Le premier exemple est un passage Des Dents de la mer (Steven Spielberg, 1975) au début du film quand l’animal s’insinue dans les territoires humains. Cet extrait permet une analyse géographique de ce qu’est un littoral aménagé pour le tourisme balnéaire, thème en lien avec les programmes de 5e, 4e, 2nde et Terminales. Dans cette civilisation des loisirs, la nature n’a plus sa place ou bien uniquement sous l’eau. Cinématographiquement, cet extrait permet d’évoquer les notions de visibilité et d’invisibilité, de champ (la plage), contre champ (la surveillance sur la mer) et hors-champ (l’opacité des profondeurs). Cela renvoie le spectateur à la notion de géographie de frontière.
Ce film peut aussi être travaillé avec les élèves pour nourrir une autre réflexion. En effet, il a été tourné en 1975, et certains critiques voient ce film comme l’annonce d’une Amérique plus conservatrice. Les Etats-Unis se seraient alors affaiblis et seul un homme fort (incarné par le policier dans le film) pourrait sauver la situation. Ce serait l’annonce de la victoire de Ronald Reagan.
Le deuxième exemple porte sur le début du documentaire Grizzly Man de Werner Herzog (2005). Cette fois-ci, c’est l’homme qui pénètre sur le territoire animal, dans une nature sanctuarisée. Il est question de la notion de frontière que l’on peut exploiter dans le programme de 2nde : la frontière et sa transgression ou comment Timothy Treadwell se filme dans différents territoires. Il est possible de modéliser son égo-géographie.

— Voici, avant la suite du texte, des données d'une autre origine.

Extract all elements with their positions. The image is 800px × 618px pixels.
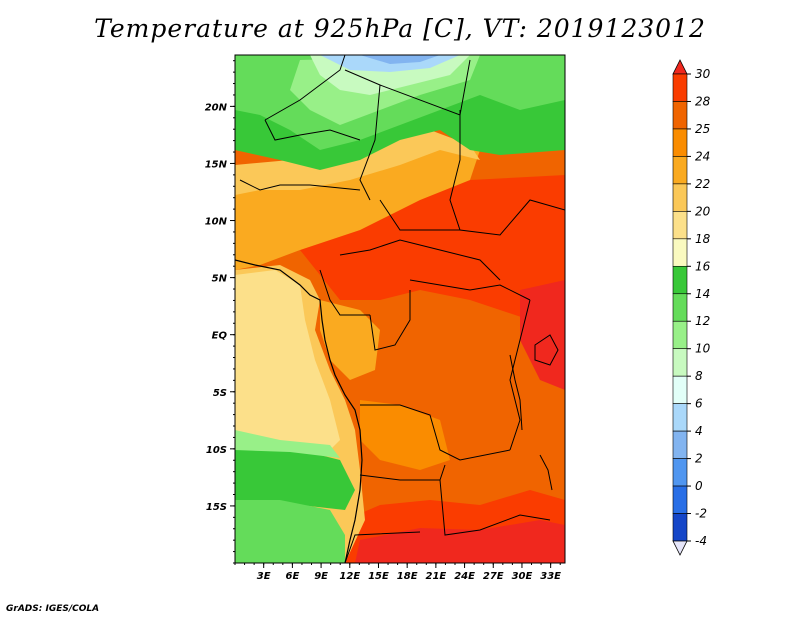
lon-label: 3E (257, 571, 271, 582)
coast-warm (320, 300, 380, 380)
colorbar-label: 24 (695, 149, 710, 163)
colorbar-segment (672, 485, 688, 514)
south-atlantic-12 (235, 430, 340, 458)
south-atlantic-16 (235, 448, 355, 510)
lake-malawi (539, 454, 553, 491)
lake-tanganyika (509, 354, 523, 431)
colorbar-segment (672, 375, 688, 404)
north-cool-6 (360, 55, 440, 64)
lon-label: 33E (540, 571, 561, 582)
colorbar-label: -4 (695, 534, 707, 548)
lon-label: 15E (368, 571, 389, 582)
border-line (319, 269, 370, 316)
colorbar-segment (672, 430, 688, 459)
border-line (344, 531, 421, 563)
hot-band-center (300, 175, 565, 320)
colorbar-segment (672, 156, 688, 185)
colorbar-label: 10 (695, 342, 711, 356)
sahel-warm (235, 135, 480, 270)
border-line (359, 474, 551, 536)
colorbar-segment (672, 211, 688, 240)
lat-label: 20N (205, 102, 228, 113)
lon-label: 27E (483, 571, 504, 582)
south-atlantic-14 (235, 500, 345, 563)
sahel-mild (235, 130, 480, 195)
colorbar-label: -2 (695, 507, 707, 521)
colorbar-segment (672, 320, 688, 350)
border-line (264, 119, 361, 141)
hot-east-lakes (520, 280, 565, 390)
colorbar-segment (672, 513, 688, 542)
colorbar-segment (672, 265, 688, 295)
colorbar-label: 2 (695, 452, 703, 466)
border-line (379, 199, 460, 231)
colorbar-segment (672, 348, 688, 377)
country-borders (235, 55, 565, 563)
angola-warm (360, 400, 450, 470)
border-line (369, 290, 411, 351)
lat-label: 10S (206, 445, 227, 456)
colorbar-label: 6 (695, 397, 703, 411)
border-line (264, 55, 346, 121)
colorbar-label: 0 (695, 479, 703, 493)
lat-label: 15N (205, 159, 228, 170)
colorbar-segment (672, 293, 688, 322)
colorbar-label: 12 (695, 314, 710, 328)
lon-label: 9E (314, 571, 328, 582)
atlantic-mild (235, 270, 340, 450)
lon-label: 24E (454, 571, 475, 582)
colorbar-label: 30 (695, 67, 711, 81)
colorbar-top-arrow (672, 59, 688, 75)
colorbar-label: 16 (695, 259, 711, 273)
colorbar-label: 18 (695, 232, 711, 246)
longitude-axis: 3E 6E 9E 12E 15E 18E 21E 24E 27E 30E 33E (234, 563, 561, 582)
colorbar-segment (672, 128, 688, 157)
border-line (439, 464, 446, 481)
colorbar-segment (672, 183, 688, 212)
temperature-field (235, 55, 565, 563)
lat-label: EQ (212, 331, 228, 342)
grads-credit: GrADS: IGES/COLA (6, 604, 100, 614)
colorbar-bottom-arrow (672, 540, 688, 556)
lon-label: 18E (397, 571, 418, 582)
latitude-axis: 20N 15N 10N 5N EQ 5S 10S 15S (205, 60, 235, 564)
lon-label: 12E (339, 571, 360, 582)
colorbar-segment (672, 458, 688, 487)
lon-label: 6E (285, 571, 299, 582)
lon-label: 30E (512, 571, 533, 582)
lat-label: 5N (212, 274, 228, 285)
colorbar-label: 22 (695, 177, 710, 191)
map-frame (234, 54, 566, 564)
colorbar-label: 20 (695, 204, 711, 218)
colorbar-segment (672, 238, 688, 267)
colorbar-label: 8 (695, 369, 703, 383)
border-line (239, 179, 361, 191)
border-line (509, 299, 531, 451)
lon-label: 21E (425, 571, 446, 582)
colorbar-label: 14 (695, 287, 710, 301)
border-line (360, 404, 511, 461)
hot-south-core (355, 520, 565, 563)
border-line (409, 279, 531, 301)
colorbar-label: 25 (695, 122, 710, 136)
lake-victoria (534, 334, 559, 366)
border-line (339, 239, 501, 281)
colorbar-label: 4 (695, 424, 703, 438)
border-line (359, 84, 381, 201)
colorbar-label: 28 (695, 94, 711, 108)
lat-label: 15S (206, 502, 227, 513)
border-line (344, 59, 471, 116)
coastline (235, 259, 363, 563)
lat-label: 10N (205, 217, 228, 228)
colorbar-segment (672, 101, 688, 130)
colorbar-segment (672, 73, 688, 102)
lat-label: 5S (213, 388, 227, 399)
map-title: Temperature at 925hPa [C], VT: 201912301… (94, 14, 706, 43)
colorbar-segment (672, 403, 688, 432)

Ensuite, les intervenants proposent un extrait qui place le spectateur du point de vue de l’animal, en l’occurrence un personnage qui se transforme en moineau survolant Roissy à la recherche de son ami, extrait de Bird people de Pascale Ferran (2014). Ce poétique survol de l’aéroport pourrait humaniser un cours de 3e sur la géographie de la France. Il permet de
faire travailler les concepts de flux, noeuds, axes de communications, mondialisation. Un travail possible avec les élèves serait de retracer le parcours de l’oiseau sur un plan.

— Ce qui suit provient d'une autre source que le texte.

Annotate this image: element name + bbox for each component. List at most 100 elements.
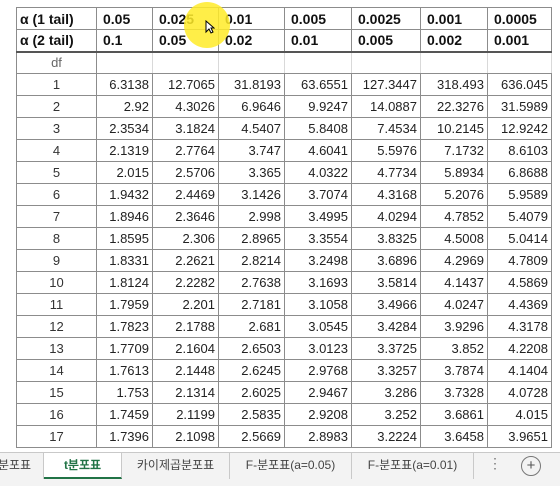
critical-value-cell[interactable]: 4.3168 <box>351 183 421 206</box>
critical-value-cell[interactable]: 2.015 <box>96 161 153 184</box>
critical-value-cell[interactable]: 4.5869 <box>487 271 552 294</box>
critical-value-cell[interactable]: 2.1314 <box>152 381 219 404</box>
critical-value-cell[interactable]: 10.2145 <box>420 117 488 140</box>
critical-value-cell[interactable]: 2.7181 <box>218 293 285 316</box>
df-cell[interactable]: 12 <box>16 315 97 338</box>
critical-value-cell[interactable]: 2.2282 <box>152 271 219 294</box>
alpha-value-cell[interactable]: 0.02 <box>218 29 285 53</box>
df-label-cell[interactable]: df <box>16 51 97 74</box>
critical-value-cell[interactable]: 3.365 <box>218 161 285 184</box>
critical-value-cell[interactable]: 4.4369 <box>487 293 552 316</box>
alpha-value-cell[interactable]: 0.002 <box>420 29 488 53</box>
critical-value-cell[interactable]: 8.6103 <box>487 139 552 162</box>
critical-value-cell[interactable]: 3.9296 <box>420 315 488 338</box>
critical-value-cell[interactable]: 4.0728 <box>487 381 552 404</box>
critical-value-cell[interactable]: 3.252 <box>351 403 421 426</box>
critical-value-cell[interactable]: 2.9208 <box>284 403 352 426</box>
critical-value-cell[interactable]: 4.7734 <box>351 161 421 184</box>
critical-value-cell[interactable]: 2.6025 <box>218 381 285 404</box>
df-cell[interactable]: 16 <box>16 403 97 426</box>
df-cell[interactable]: 13 <box>16 337 97 360</box>
critical-value-cell[interactable]: 3.4995 <box>284 205 352 228</box>
critical-value-cell[interactable]: 3.0545 <box>284 315 352 338</box>
critical-value-cell[interactable]: 4.1404 <box>487 359 552 382</box>
critical-value-cell[interactable]: 4.3178 <box>487 315 552 338</box>
critical-value-cell[interactable]: 3.1693 <box>284 271 352 294</box>
df-cell[interactable]: 6 <box>16 183 97 206</box>
critical-value-cell[interactable]: 1.8124 <box>96 271 153 294</box>
critical-value-cell[interactable]: 4.1437 <box>420 271 488 294</box>
empty-cell[interactable] <box>420 51 488 74</box>
critical-value-cell[interactable]: 3.1058 <box>284 293 352 316</box>
critical-value-cell[interactable]: 2.5669 <box>218 425 285 448</box>
critical-value-cell[interactable]: 12.9242 <box>487 117 552 140</box>
sheet-tab-f-005[interactable]: F-분포표(a=0.05) <box>230 453 352 479</box>
critical-value-cell[interactable]: 5.9589 <box>487 183 552 206</box>
df-cell[interactable]: 2 <box>16 95 97 118</box>
critical-value-cell[interactable]: 2.1098 <box>152 425 219 448</box>
critical-value-cell[interactable]: 1.7396 <box>96 425 153 448</box>
df-cell[interactable]: 7 <box>16 205 97 228</box>
critical-value-cell[interactable]: 3.3554 <box>284 227 352 250</box>
critical-value-cell[interactable]: 1.7709 <box>96 337 153 360</box>
critical-value-cell[interactable]: 2.9467 <box>284 381 352 404</box>
critical-value-cell[interactable]: 4.0322 <box>284 161 352 184</box>
critical-value-cell[interactable]: 6.3138 <box>96 73 153 96</box>
critical-value-cell[interactable]: 6.9646 <box>218 95 285 118</box>
sheet-tab-bunpopyo[interactable]: 분포표 <box>0 453 44 479</box>
critical-value-cell[interactable]: 2.1788 <box>152 315 219 338</box>
critical-value-cell[interactable]: 5.5976 <box>351 139 421 162</box>
critical-value-cell[interactable]: 1.7823 <box>96 315 153 338</box>
critical-value-cell[interactable]: 2.1199 <box>152 403 219 426</box>
df-cell[interactable]: 11 <box>16 293 97 316</box>
empty-cell[interactable] <box>96 51 153 74</box>
alpha-value-cell[interactable]: 0.001 <box>487 29 552 53</box>
critical-value-cell[interactable]: 7.4534 <box>351 117 421 140</box>
df-cell[interactable]: 15 <box>16 381 97 404</box>
critical-value-cell[interactable]: 1.9432 <box>96 183 153 206</box>
tab-scroll-separator[interactable]: ⋮ <box>488 455 502 471</box>
critical-value-cell[interactable]: 3.0123 <box>284 337 352 360</box>
df-cell[interactable]: 3 <box>16 117 97 140</box>
critical-value-cell[interactable]: 2.201 <box>152 293 219 316</box>
critical-value-cell[interactable]: 2.6503 <box>218 337 285 360</box>
sheet-tab-chi-square[interactable]: 카이제곱분포표 <box>122 453 230 479</box>
critical-value-cell[interactable]: 2.681 <box>218 315 285 338</box>
df-cell[interactable]: 14 <box>16 359 97 382</box>
critical-value-cell[interactable]: 3.1426 <box>218 183 285 206</box>
critical-value-cell[interactable]: 3.1824 <box>152 117 219 140</box>
critical-value-cell[interactable]: 3.8325 <box>351 227 421 250</box>
critical-value-cell[interactable]: 1.7959 <box>96 293 153 316</box>
critical-value-cell[interactable]: 3.4966 <box>351 293 421 316</box>
critical-value-cell[interactable]: 4.5407 <box>218 117 285 140</box>
critical-value-cell[interactable]: 2.1448 <box>152 359 219 382</box>
empty-cell[interactable] <box>487 51 552 74</box>
critical-value-cell[interactable]: 2.8983 <box>284 425 352 448</box>
add-sheet-button[interactable]: + <box>521 456 541 476</box>
critical-value-cell[interactable]: 4.3026 <box>152 95 219 118</box>
empty-cell[interactable] <box>284 51 352 74</box>
critical-value-cell[interactable]: 3.3725 <box>351 337 421 360</box>
critical-value-cell[interactable]: 3.6896 <box>351 249 421 272</box>
critical-value-cell[interactable]: 3.6458 <box>420 425 488 448</box>
critical-value-cell[interactable]: 1.7613 <box>96 359 153 382</box>
critical-value-cell[interactable]: 3.9651 <box>487 425 552 448</box>
critical-value-cell[interactable]: 2.8214 <box>218 249 285 272</box>
df-cell[interactable]: 8 <box>16 227 97 250</box>
critical-value-cell[interactable]: 2.3646 <box>152 205 219 228</box>
alpha-label-cell[interactable]: α (1 tail) <box>16 7 97 30</box>
df-cell[interactable]: 9 <box>16 249 97 272</box>
critical-value-cell[interactable]: 4.2969 <box>420 249 488 272</box>
critical-value-cell[interactable]: 4.6041 <box>284 139 352 162</box>
critical-value-cell[interactable]: 3.852 <box>420 337 488 360</box>
critical-value-cell[interactable]: 2.306 <box>152 227 219 250</box>
critical-value-cell[interactable]: 6.8688 <box>487 161 552 184</box>
critical-value-cell[interactable]: 636.045 <box>487 73 552 96</box>
critical-value-cell[interactable]: 7.1732 <box>420 139 488 162</box>
critical-value-cell[interactable]: 2.5706 <box>152 161 219 184</box>
worksheet-area[interactable]: α (1 tail) 0.05 0.025 0.01 0.005 0.0025 0.001 0… <box>0 0 560 452</box>
critical-value-cell[interactable]: 5.4079 <box>487 205 552 228</box>
df-cell[interactable]: 4 <box>16 139 97 162</box>
critical-value-cell[interactable]: 4.7852 <box>420 205 488 228</box>
sheet-tab-f-001[interactable]: F-분포표(a=0.01) <box>352 453 474 479</box>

L’atelier est alors orienté vers les études de séries. D’abord le générique de True Detective saison 2 de Nic Pizzolatto (2015), qui permet une première approche de la ville de Los Angeles et des images qu’elle véhicule. Ce n’est plus un espace vécu mais un espace perçu. Une activité envisagée pour les élèves serait de réaliser eux-mêmes leur propre générique en faisant un choix d’images et leur propre montage.
Enfin, il est évoqué l’utilisation de The Handmaid’s Tale de Bruce Miller (2017). La dystopie permet un retour à l’animalité. Un travail est envisageable sur les paysages avec les stigmates de la guerre et des modifications qu’elle induit : ainsi Anchorage est la capitale de Gilead, un territoire appartenant auparavant aux Etats-Unis. Il ne reste que deux étoiles sur le drapeau ce qui sous-entend des modifications territoriales.

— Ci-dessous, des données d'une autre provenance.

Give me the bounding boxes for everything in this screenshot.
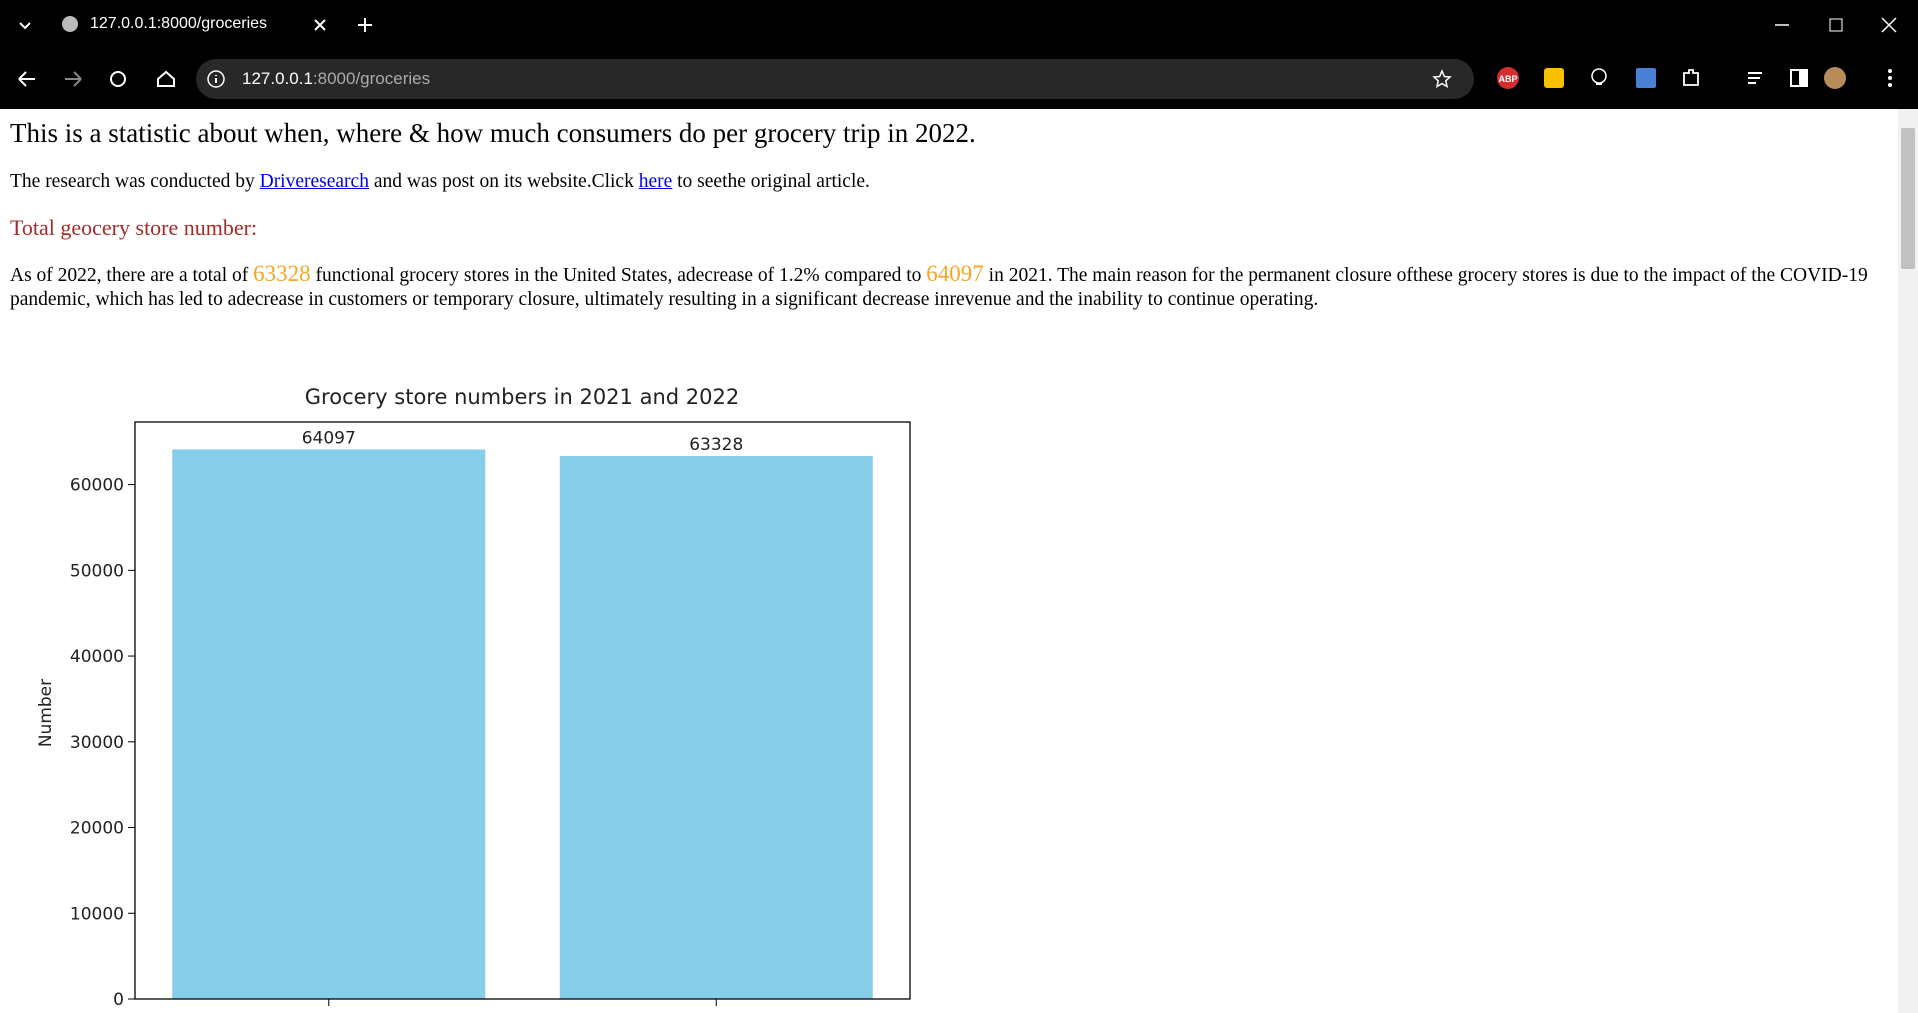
address-bar[interactable]: 127.0.0.1:8000/groceries bbox=[196, 59, 1474, 99]
tab-close[interactable] bbox=[310, 15, 330, 35]
extension-badge: ABP bbox=[1498, 74, 1517, 84]
site-info[interactable] bbox=[206, 69, 226, 89]
translate-extension[interactable] bbox=[1635, 67, 1657, 89]
nav-buttons[interactable] bbox=[15, 67, 205, 91]
tab-menu[interactable] bbox=[15, 15, 35, 35]
link[interactable]: Driveresearch bbox=[259, 171, 369, 192]
y-tick-label: 40000 bbox=[70, 647, 124, 667]
extension[interactable] bbox=[1588, 67, 1610, 89]
url-path: :8000/groceries bbox=[312, 69, 431, 88]
bar bbox=[172, 449, 486, 1000]
chart-title: Grocery store numbers in 2021 and 2022 bbox=[305, 385, 739, 409]
paragraph: As of 2022, there are a total of 63328 f… bbox=[10, 262, 1870, 312]
text: functional grocery stores in the United … bbox=[310, 265, 927, 286]
scrollbar[interactable] bbox=[1898, 109, 1918, 1013]
axes-frame bbox=[134, 421, 911, 1000]
text: As of 2022, there are a total of bbox=[10, 265, 254, 286]
y-tick-label: 50000 bbox=[70, 561, 124, 581]
value-label: 63328 bbox=[689, 435, 743, 455]
url-host: 127.0.0.1 bbox=[242, 69, 313, 88]
text: to seethe original article. bbox=[672, 171, 870, 192]
bar bbox=[559, 456, 873, 999]
text: The research was conducted by bbox=[10, 171, 260, 192]
text: and was post on its website.Click bbox=[368, 171, 639, 192]
text: in 2021. The main reason for the permane… bbox=[10, 265, 1868, 310]
extensions-menu[interactable] bbox=[1680, 67, 1702, 89]
new-tab[interactable] bbox=[355, 15, 375, 35]
heading: This is a statistic about when, where & … bbox=[10, 118, 976, 148]
adblock-extension[interactable]: ABP bbox=[1496, 66, 1520, 90]
y-tick-label: 0 bbox=[113, 990, 124, 1010]
section-title: Total geocery store number: bbox=[10, 215, 258, 240]
link[interactable]: here bbox=[638, 171, 673, 192]
scroll-thumb[interactable] bbox=[1901, 128, 1915, 269]
browser-chrome: 127.0.0.1:8000/groceries 127.0.0.1:8000/… bbox=[0, 0, 1918, 109]
value-label: 64097 bbox=[302, 428, 356, 448]
chart: Grocery store numbers in 2021 and 2022 N… bbox=[36, 385, 911, 1010]
extension[interactable] bbox=[1543, 67, 1565, 89]
y-tick-label: 10000 bbox=[70, 904, 124, 924]
tab-favicon bbox=[62, 16, 78, 32]
y-tick-label: 30000 bbox=[70, 733, 124, 753]
y-axis-label: Number bbox=[36, 679, 56, 747]
intro: The research was conducted by Driveresea… bbox=[10, 171, 870, 193]
y-tick-label: 20000 bbox=[70, 819, 124, 839]
highlight-number: 63328 bbox=[253, 261, 311, 286]
toolbar-buttons[interactable] bbox=[1746, 67, 1846, 89]
window-controls[interactable] bbox=[1765, 15, 1905, 35]
highlight-number: 64097 bbox=[926, 261, 984, 286]
tab-title[interactable]: 127.0.0.1:8000/groceries bbox=[90, 15, 268, 32]
bookmark-star[interactable] bbox=[1432, 69, 1452, 89]
y-tick-label: 60000 bbox=[70, 476, 124, 496]
browser-menu[interactable] bbox=[1885, 67, 1895, 89]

La conclusion rappelle qu’il est important de souligner les enjeux intellectuels et culturels de l’utilisation des films et des séries en classe.
Il faut noter que les films font l’objet d’une protection intellectuelle et qu’il n’est légalement possible d’en exploiter l’intégralité que si l’oeuvre a été achetée avec une licence. Sinon le droit de citation est la règle : il ne faut pas excéder 6 min et 1/10e du total de l’oeuvre. Cette règle s’applique aussi aux blogs et autre sites d’établissements sur lesquels on ne peut laisser des liens pour de plus grands extraits. D’un point de vue pédagogique il est de toute façon souhaitable de travailler sur de courts extraits que les élèves peuvent revoir plusieurs fois.

Les animateurs de l’atelier ont bien aimablement communiqué pour publication leur diaporama dont la slide 6 peut être utilisée pour illustrer l’égo-géographie et la notion de « frontier » chez Spielberg.

La prochaine édition du Festival international de Saint-Dié aura lieu les 5, 6 et 7 septembre 2018. Le thème sera « La France demain » et les pays invités, « la Scandinavie ».